任天翔心中一动,轻声道:“飞钱?是啊,我怎么没想到让钱‘飞’到目的地呢?”
褚刚一头雾水:“公子,你该不会是糊涂了吧?我只是玩笑而已,钱是不会长翅膀的。”
任天翔意味深长地笑了笑:“钱不会长翅膀,但信誉却会长翅膀。也许我们借助商门的信誉,就可以使咱们的钱平安飞到景德镇。”说到这他兴奋地一击掌,“掉头,咱们回郑府,我要再去见见郑大公子,跟他再做一笔交易!”
褚刚没有再多问,立刻驱车赶到郑府,任天翔将褚刚留在门外等候,自己独自进府去见郑渊,足足一个时辰后,才喜滋滋地从郑府出来,不等褚刚问起,便道:“咱们的钱安全了,可以平安从洛阳到景德镇了。不过这事还得烦劳褚兄连夜给祁山五虎带个话,我需要他们的帮个忙。”任天翔压低嗓子在褚刚耳边低低叮嘱了片刻,褚刚立刻点头:“我连夜就走,尽快将公子的话带到。”
望着褚刚匆匆离去的背影,任天翔踌躇满志地负手遥望广袤无垠的星空,心中涌出一种征服世界的豪情——让钱长出翅膀飞过千山万水,也只有我任天翔这天才的头脑才想得出来!
“钱通——天下——,钱通——天下——”伙计的吆喝,在洛阳郊外远远地回想。这几个字不是谁都可以喊,只有悬挂有商门通宝旗的商队,才能由开路地伙计在前方昭告暗中觊觎的盗匪,表明这是一只受商门通宝旗庇护的商队,谁要想打主意,得先掂掂自己的斤两。那一辆挂着商门通宝旗的镖车,满载着沉甸甸的货物,在寥寥几个武士的护卫下,踏上了东去景德镇的旅程。

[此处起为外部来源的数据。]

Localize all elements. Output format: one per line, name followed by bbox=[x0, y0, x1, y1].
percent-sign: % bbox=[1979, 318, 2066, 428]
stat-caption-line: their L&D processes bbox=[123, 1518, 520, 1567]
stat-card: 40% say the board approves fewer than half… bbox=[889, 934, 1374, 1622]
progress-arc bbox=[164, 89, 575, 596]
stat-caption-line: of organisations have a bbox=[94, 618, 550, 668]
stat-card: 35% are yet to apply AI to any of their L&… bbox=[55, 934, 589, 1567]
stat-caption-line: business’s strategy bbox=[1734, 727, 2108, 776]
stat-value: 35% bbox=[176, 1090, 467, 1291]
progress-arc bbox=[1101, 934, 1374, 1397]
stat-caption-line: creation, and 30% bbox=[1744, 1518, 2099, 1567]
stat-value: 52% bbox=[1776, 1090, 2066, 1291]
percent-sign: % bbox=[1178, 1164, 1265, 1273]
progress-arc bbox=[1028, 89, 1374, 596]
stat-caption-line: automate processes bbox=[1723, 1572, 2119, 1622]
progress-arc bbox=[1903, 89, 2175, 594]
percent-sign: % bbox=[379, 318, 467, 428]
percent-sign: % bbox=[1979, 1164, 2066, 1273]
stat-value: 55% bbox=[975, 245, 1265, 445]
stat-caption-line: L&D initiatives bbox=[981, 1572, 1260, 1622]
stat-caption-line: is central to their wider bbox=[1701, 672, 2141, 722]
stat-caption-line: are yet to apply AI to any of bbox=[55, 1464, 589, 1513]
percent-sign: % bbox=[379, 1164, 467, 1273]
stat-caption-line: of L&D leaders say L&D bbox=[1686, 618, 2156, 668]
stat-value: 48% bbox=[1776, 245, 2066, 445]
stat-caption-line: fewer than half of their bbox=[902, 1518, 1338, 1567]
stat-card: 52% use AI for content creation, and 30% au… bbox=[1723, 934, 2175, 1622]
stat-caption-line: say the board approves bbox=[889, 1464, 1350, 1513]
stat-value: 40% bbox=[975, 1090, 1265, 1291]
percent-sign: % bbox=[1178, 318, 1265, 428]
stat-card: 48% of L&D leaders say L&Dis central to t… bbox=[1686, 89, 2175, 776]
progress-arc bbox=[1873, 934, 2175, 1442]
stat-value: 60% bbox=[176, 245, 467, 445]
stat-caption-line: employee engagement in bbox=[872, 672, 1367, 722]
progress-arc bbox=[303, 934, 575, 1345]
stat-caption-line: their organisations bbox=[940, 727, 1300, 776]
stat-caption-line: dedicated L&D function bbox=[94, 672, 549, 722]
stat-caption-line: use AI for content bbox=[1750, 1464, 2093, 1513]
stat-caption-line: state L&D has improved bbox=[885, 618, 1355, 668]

“速去禀报少帮主,姓任的终于他妈的上路了!”一个洪胜帮的小头目回头对一名手下吩咐,自己则带着另外几个帮众,悄悄跟了上去。也难怪他要用“终于”二字,因为任天翔得到商门通宝旗后,又在洛阳拖延了足有七日,就在盯梢的洪胜帮弟子都有些不耐烦,他才终于踏上了旅程。
不到一盏茶功夫,这消息就传到了洪邪那里,几乎同时也送到了那个来自幽州的胡商史千羽前面。史千羽把玩着手中两个鹅蛋大的琉璃球,对洪邪子得地笑道:“待出了洛阳地界,洪胜帮就不必管了,我的人会跟上去,顶不容他们走出三百里。”
洪邪有些怀疑:“洛阳往东一马平川,道路四通八达,史先生任何跟踪他们?而且与他们同路那个姓褚的汉子,武功似乎不弱,我两个专门负责盯梢的弟兄,轻易就被他擒获。史先生千万小心才是。”
史千羽一笑:“史某从不打无准备的仗,若无十足的把握,史某决不会出手。少帮主不是外人,我不妨实言相告,他们雇的镖师中有我的人,而且我还有专门对付那姓褚的的高手,以商门岑老夫子的老到,不也被人一刀砍下了脑袋?”
洪邪十分惊讶:“原来岑老夫子是……是史先生手下干的!”
史千羽笑而不语,回头转向一个随从:“通知阿乙和少将军了?”
随从躬身回答:“小人已飞鸽传书乙哥和少将军,相信他们已在半道上做好了准备。而且也将消息通知了道上的朋友,也许无须乙哥和少将军出手,自有道上的兄弟帮咱们把那些钱抢了。”
史千羽呵呵笑道:“那点钱,要有道上的兄弟感兴趣,,让给他们好了。咱们不是强盗,不能靠抢劫赚钱。如果那姓任的有危险,还可让阿乙和少将军帮他一把。说实话我还真有些欣赏他的小聪明,稍加点拨,或许能成为咱们对付商门的奇兵也说不定。”
随从点头笑道:“我在给乙哥和少将军去封信,让他们保那小子一命。”
就在那封信刚送出没多久,就见一个负责盯梢的洪胜帮喽啰气喘吁吁地回来禀报:“姓任的刚走出洛阳百里,就遇到了几个黑道中人拦路,他们根本不将商门通宝旗放在眼里,只要姓任的留下钱才放他们过去。”
史千羽闻言鼓掌大笑:“看我说什么来着?商门继任的门主都让人莫名其妙摘了脑袋,那通宝旗还值几个钱?总算有够胆的道上朋友出手,我还真想知道是哪路英雄。”